Les autres mouvements sont mieux, avec un piano impeccable en percussions ou en glissandis, et quelques surprises scéniques : au cours du dernier mouvement, la joueuse de célesta doit se glisser périodiquement à coté du pianiste, pour y jouer à quatre mains. Dans l'espace encombré de la scène, elle s'acquitte de ce parcours avec une grace chaloupée très féline. Pour notre plaisir, elle se doit de recommencer lors du "bis" du Finale, joué d'ailleurs de manière plus détendue et du coup plus enlevé, donc plus réussi !

mercredi 2 juin 2004

Musicatreize (Cité de la Musique - 1 Juin 2004)

Maurice Ohana - Nuit de Pouchkine


Courte pièce de 8 minutes, pour choeur et haute-contre, accompagnés d'un violoncelle. Les circonstances de composition (écrite en deux jours pour un remplacement !) ont peut-être aidé à lui donner une fraicheur et une spontanéité très agréable. Parfaite pièce apéritive.
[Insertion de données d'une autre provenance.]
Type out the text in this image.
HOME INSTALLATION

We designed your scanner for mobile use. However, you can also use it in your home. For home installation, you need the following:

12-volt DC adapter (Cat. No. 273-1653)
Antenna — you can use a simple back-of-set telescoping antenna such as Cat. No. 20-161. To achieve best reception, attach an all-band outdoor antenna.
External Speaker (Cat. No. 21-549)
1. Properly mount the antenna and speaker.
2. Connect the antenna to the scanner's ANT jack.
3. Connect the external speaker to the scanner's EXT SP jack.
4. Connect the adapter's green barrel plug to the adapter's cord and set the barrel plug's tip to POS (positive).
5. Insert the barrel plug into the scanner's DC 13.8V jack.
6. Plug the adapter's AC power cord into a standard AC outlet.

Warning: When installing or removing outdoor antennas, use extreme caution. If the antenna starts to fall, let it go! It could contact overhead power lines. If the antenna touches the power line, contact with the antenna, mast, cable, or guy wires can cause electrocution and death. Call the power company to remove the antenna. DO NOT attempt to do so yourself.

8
François-Bernard Mâche - Heol Dall


Ca commence par les deux pianistes se livrant à un concours de machines à écrire, et se termine par le choeur caquetant des onomatopées. Dans le catalogue d'effets déployés entretemps se glissent quelques épisodes plus heureux, comme des glissandis vocaux presque Xenakiens, ou des phrases enlevées jetées au pianos. C'est peu. Du coup, c'est long.

Iannis Xenakis - Nuits


Inécoutable sur CD, l'oeuvre doit se vivre en live. Les aigus funèbres déchirent, les basses monastiques tremblent. La barbarie déferle dans un raffinement d'écriture aux inventions fertiles. Xenakis ne cherche pas à séduire, mais à creuser. Et il pose ici une marque indélébile.

Luigi Dallapiccola - Canti di prigionia


Vraiment étrange et triste que Dallapiccola ne soit pas plus connu (mais je n'ai moi-même aucun CD ! C'est à réparer...) ! Car cette musique est à la fois belle, évidente et profonde. Les lignes vocales, de nature dodécaphonique, sont enchassées dans un écrin de pianos de harpes et de percussions légères, qui dans leur invocation répétée du Dies Irae, font comme des colliers de larmes étincelantes (l'image est curieuse, mais j'assume). Emotion drapée d'élégance. Magnifiquement triste.